Le 17 avril dernier s’éteignait ce qu’il convient de nommer l’un des « monuments » de la littérature latino-américaine contemporaine : Gabriel García Márquez, surnommé affectueusement « Gabo » par ses centaines de milliers de lecteurEs dans le monde.
L’écrivain vivait depuis plus de 35 ans au Mexique, pays qui était pour lui plus qu’une terre d’asile, comme une deuxième patrie après avoir dû fuir sa Colombie natale du fait du conflit armé et des menaces qui pesaient à son encontre.
Du reportage au « réalisme magique »L’auteur de Chronique d’une mort annoncée était détesté par l’oligarchie et les paramilitaires pour ses positions politiques progressistes et son soutien indéfectible à la Révolution cubaine.

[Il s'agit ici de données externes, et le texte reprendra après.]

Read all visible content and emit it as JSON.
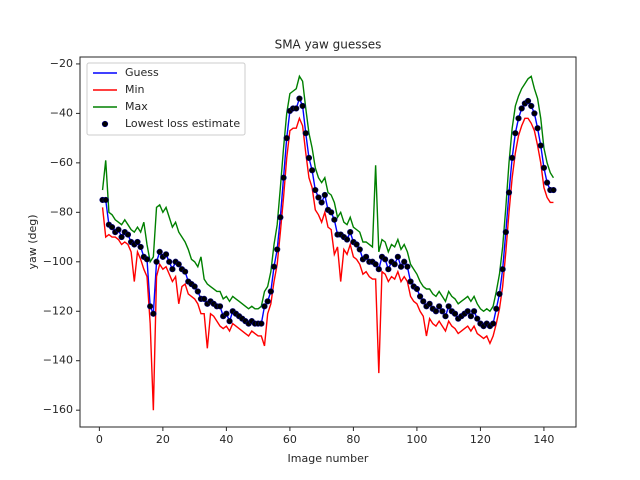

Il a pourtant été qualifié de « plus grand Colombien de tous les temps » par le président conservateur Juan Manuel Santos au moment de lui rendre un hommage national, en même temps que se déroulait des funérailles dignes d’un chef d’État au palais des Beaux-Arts de Mexico. Même s’il n’a pu la conter pleinement dans le premier tome de ses mémoires Vivre pour la raconter, paru en 2002 et resté sans suite, la vie de Gabo aura suivi nombre des aléas du siècle passé et les grands conflits de l’Amérique latine. Écrivain hispanophone le plus lu et traduit dans le monde, transformé en icône y compris par ceux qu’il a toujours combattus, il se plaisait à répéter que sa vocation première était celle de journaliste, « le meilleur métier du monde ». Avant de passer à la littérature, il s’était fait un nom avec ses chroniques pour plusieurs quotidiens colombiens. Né sur la côte caribéenne dans une famille de la petite bourgeoisie, et après des études de droit qu’il jugeait peu passionnantes, ils se jette à corps perdu, dès 21 ans, dans le travail de reporter, un engagement où se forge sa plume. Son style est souvent plein d’humour et de double sens, jouant y compris avec les faits pour mieux approcher la réalité de son continent et sa complexité. Ses livres témoignent néanmoins de rigueur, du goût du témoignage (lire par exemple Journal d’un enlèvement – 1997) et de l’histoire, le tout immergé au sein d’un « réalisme magique », allégorique, volontiers épique, non exempt de contradictions.
Un écrivain « subversif »...Comme pour toute une génération, la Révolution cubaine de 1959 sera pour lui l’heure des brasiers : il participe activement à sa défense en cofondant l’agence de presse Prensa Latina. De là aussi son amitié avec Fidel Castro (« une amitié intellectuelle » dira-t-il), et son refus de critiquer les errements de la Révolution au nom d’une solidarité anti-impérialiste qu’il a toujours revendiquée (tout en cherchant en coulisse la libération de prisonniers politiques). Il avait d’ailleurs été étiqueté de « subversif » et interdit de territoire aux États-Unis jusqu’à l’élection de Bill Clinton, autre grand ami de l’écrivain, tout comme l’était François Mitterrand. Preuve s’il en est qu’il était loin d´être un « communiste militant » ainsi que certains biographes ont cherché à le peindre…Le début de sa renommée date de 1967 avec la publication de Cent ans de solitude et atteint un climax en 1982 lorsqu’il reçoit le prix Nobel de littérature. Très attentif à l’actualité politique, à « la solitude du pouvoir », aux luttes des peuples de la « patria grande » comme aux petites misères du quotidien, il laisse une œuvre qui reste essentielle pour comprendre, au moins en partie, l’Amérique latine actuelle.